# Ever thought about selling printed ID cards to help promote your printing services?



## tim3560 (Jan 7, 2007)

I was just thinking about ways to boost buisness and thought about id cards. Have any of you ever thought about adding these to your services? You can get your foot in the door at a school or buisness by saying we do screen printing and embroidery and we also print id cards with children's info on them? 
There are already franchises that do only the id cards so why not just by a printer and add it to everything else you already do. What do you guys and gals think?


----------



## howszful (Jul 1, 2007)

*Re: Ever thought about.....*

At my children's school, the ID card comes with the picture package from Lifetouch. One year I couldn't afford to buy the pictures (they take the kids pictures anyway) and Lifetouch still sent the ID cards.

I don't know if I can compete with Lifetouch. It seems like they have a bit of a monopoly, if you ask me.


----------



## trishtaz (Oct 16, 2006)

*Re: Ever thought about.....*



howszful said:


> At my children's school, the ID card comes with the picture package from Lifetouch. One year I couldn't afford to buy the pictures (they take the kids pictures anyway) and Lifetouch still sent the ID cards.
> 
> I don't know if I can compete with Lifetouch. It seems like they have a bit of a monopoly, if you ask me.


Lifetouch has an obscene monopoly, don't get me started on them. In our local school district, which is one of the 50 largest in the US, they have the exclusive contract for all school pictures. They get this by giving each school a 40% kickback on sales, which is why their spring packages are so expensive. It really wouldn't be so bad if they produced a halfway decent product, but they usually don't.
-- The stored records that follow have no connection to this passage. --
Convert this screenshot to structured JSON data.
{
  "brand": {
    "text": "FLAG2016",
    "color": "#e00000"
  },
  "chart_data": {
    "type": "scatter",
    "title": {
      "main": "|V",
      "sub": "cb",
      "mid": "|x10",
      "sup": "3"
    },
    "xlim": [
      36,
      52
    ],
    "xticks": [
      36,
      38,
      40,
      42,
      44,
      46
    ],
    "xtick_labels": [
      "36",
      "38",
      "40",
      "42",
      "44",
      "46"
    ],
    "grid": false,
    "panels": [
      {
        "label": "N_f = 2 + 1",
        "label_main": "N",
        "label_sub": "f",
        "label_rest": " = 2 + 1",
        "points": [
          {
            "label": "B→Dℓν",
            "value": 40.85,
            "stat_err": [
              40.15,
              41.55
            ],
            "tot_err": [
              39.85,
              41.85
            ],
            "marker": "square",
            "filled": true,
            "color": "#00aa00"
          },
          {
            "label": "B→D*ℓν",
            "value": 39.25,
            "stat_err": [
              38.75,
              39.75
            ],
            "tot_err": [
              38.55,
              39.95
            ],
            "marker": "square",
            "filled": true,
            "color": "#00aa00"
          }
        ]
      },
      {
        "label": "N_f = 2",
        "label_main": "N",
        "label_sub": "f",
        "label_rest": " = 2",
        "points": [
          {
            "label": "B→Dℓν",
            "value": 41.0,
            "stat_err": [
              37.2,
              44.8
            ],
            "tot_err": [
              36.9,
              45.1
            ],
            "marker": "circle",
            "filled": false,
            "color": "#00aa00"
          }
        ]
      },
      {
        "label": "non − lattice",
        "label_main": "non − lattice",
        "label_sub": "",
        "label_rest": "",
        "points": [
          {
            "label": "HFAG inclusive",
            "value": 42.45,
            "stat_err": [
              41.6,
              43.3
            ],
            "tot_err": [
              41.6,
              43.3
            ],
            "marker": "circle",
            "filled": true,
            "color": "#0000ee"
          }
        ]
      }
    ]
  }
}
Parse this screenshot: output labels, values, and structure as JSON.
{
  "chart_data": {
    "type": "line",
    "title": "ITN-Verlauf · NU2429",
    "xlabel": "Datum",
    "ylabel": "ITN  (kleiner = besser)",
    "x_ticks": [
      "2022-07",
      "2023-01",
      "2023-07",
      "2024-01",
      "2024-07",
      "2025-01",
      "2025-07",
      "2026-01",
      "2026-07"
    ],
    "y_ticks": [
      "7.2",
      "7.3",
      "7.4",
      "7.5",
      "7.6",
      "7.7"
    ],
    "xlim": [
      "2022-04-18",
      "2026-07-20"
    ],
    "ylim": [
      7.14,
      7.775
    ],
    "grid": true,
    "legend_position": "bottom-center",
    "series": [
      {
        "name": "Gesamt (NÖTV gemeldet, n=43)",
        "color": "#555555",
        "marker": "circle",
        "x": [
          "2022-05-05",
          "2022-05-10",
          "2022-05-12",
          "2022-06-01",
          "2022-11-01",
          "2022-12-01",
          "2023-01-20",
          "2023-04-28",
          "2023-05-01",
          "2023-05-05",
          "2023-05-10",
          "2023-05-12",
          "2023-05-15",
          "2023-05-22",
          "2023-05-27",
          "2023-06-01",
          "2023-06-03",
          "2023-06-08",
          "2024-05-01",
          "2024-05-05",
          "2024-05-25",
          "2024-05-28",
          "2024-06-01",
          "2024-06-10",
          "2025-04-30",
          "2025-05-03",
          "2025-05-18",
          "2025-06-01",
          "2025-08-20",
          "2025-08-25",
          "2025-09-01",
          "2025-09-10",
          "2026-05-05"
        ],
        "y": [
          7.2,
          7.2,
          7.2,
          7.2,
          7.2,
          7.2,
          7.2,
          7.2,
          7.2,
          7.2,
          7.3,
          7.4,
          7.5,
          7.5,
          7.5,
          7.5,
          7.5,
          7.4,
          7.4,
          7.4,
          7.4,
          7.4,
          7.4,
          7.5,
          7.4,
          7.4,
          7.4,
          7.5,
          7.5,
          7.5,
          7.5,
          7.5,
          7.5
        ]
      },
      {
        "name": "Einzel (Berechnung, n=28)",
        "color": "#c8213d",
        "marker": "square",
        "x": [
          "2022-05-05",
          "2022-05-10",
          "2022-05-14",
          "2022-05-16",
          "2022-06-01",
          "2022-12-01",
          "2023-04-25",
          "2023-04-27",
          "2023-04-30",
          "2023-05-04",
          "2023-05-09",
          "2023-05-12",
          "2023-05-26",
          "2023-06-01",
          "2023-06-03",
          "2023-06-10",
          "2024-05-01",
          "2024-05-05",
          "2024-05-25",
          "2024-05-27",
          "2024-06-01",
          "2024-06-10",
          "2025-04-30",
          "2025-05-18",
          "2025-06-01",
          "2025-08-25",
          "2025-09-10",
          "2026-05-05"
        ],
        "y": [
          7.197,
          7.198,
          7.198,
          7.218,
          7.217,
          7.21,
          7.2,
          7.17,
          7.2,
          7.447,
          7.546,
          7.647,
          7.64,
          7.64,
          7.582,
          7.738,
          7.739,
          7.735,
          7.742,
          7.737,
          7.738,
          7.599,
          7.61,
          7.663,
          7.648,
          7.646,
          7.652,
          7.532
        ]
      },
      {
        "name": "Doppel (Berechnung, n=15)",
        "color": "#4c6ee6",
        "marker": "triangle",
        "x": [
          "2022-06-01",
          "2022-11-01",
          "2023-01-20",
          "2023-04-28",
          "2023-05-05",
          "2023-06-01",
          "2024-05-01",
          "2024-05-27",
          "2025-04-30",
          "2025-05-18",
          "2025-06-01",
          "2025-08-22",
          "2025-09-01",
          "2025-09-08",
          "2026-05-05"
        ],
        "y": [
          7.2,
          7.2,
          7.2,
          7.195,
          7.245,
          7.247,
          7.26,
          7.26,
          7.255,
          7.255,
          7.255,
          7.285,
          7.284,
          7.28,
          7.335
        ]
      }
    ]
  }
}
At the district's vendor fair, there was a small business selling these ID cards. The next year Lifetouch gave theirs away as a "public service."

Tim, I think it's a great idea, but Lifetouch notwithstanding, you have two problems: (1) getting hold of the photos, to which Lifetouch or the local photographer owns the copyright, and (2) getting hold of the kids' personal information. Most of the information that you need is protected by FERPA, the Family Educational Rights and Privacy Act. I am not sure how the franchises that you mention get around these obstacles, but the upshot is that I don't think it's as easy as buying a printer and adding that service to your business. I think you're on the right track of trying to find something that makes your business stand out in the customer's mind, though.


----------



## tim3560 (Jan 7, 2007)

*Re: Ever thought about.....*



trishtaz said:


> At the district's vendor fair, there was a small business selling these ID cards. The next year Lifetouch gave theirs away as a "public service."


Wow, I had no idea they would be that competitive. I have connections to the local walmart and was thinking that I'd buy a printer setup and have a table in the front of the store during the school supply rush to offer child id cards for $10 first card $5 ea additional. The basic printer is only $750. So in turn if I did 100 cards that day, I'd have a profit. I'll have to check to see if the Lifetouch does this in my area. Before I found the franchise idea, I hadn't heard of it before.
As for getting the child's info at the schools, I would plan a day with the school and send out flyers to parents ahead of time and that day the ones that wanted the service would give me their info to put on the card.


----------



## vctradingcubao (Nov 15, 2006)

*Re: Ever thought about.....*

I have a Zebra card printer. There are also other uses for these PVC Id cards, such as bagtags, membership cards, discount cards, even as pins and business cards.


----------



## tim3560 (Jan 7, 2007)

*Re: Ever thought about.....*



vctradingcubao said:


> I have a Zebra card printer. There are also other uses for these PVC Id cards, such as bagtags, membership cards, discount cards, even as pins and business cards.


What kind of pins? What do the cards cost? What is the cost per print?


----------



## trishtaz (Oct 16, 2006)

*Re: Ever thought about.....*

Tim, that's a good idea to sell out in front of a store. I thought you meant you would distribute through the school in direct competition with Lifetouch. Do check whether Lifetouch gives away these cards to your school because it's hard to beat "free". 

Our school also has a "Meet the Teacher" day before school starts where supplies and spirit items are sold. Maybe you could get in on this, too, and it would be a good way to meet the people responsible for ordering spirit shirts. My original impression when reading your post was that you would use this as a promotional gimmick for your t-shirt business, not as a profitmaker. Sometimes people are a little queasy about someone making a profit off of a parent's fear of losing their child. If you offered them for free or nominal cost in return for doing their spirit shirts, it would be a good attention-getter in the very competitive school market. Better yet, offering at the school district level to provide them at cost would get you the contracts for more than one school.

Just some thoughts; you sound like a go-getter so I'm sure you'll make it work somehow.


----------



## vctradingcubao (Nov 15, 2006)

*Re: Ever thought about.....*

You can print on special PVC ID card material that can be "snapped-divided-into-3 parts". You can then use glue to attach a sort of "safety pin" at the back. These are good to use as nametags. You can also punch holes in these "small" cards and they are good to use as keychains. When printing PVC business cards, you can use the thinnest type PVC card. Not sure if it's any help, but our cost per print here is about 0.60 to 1 USD.


----------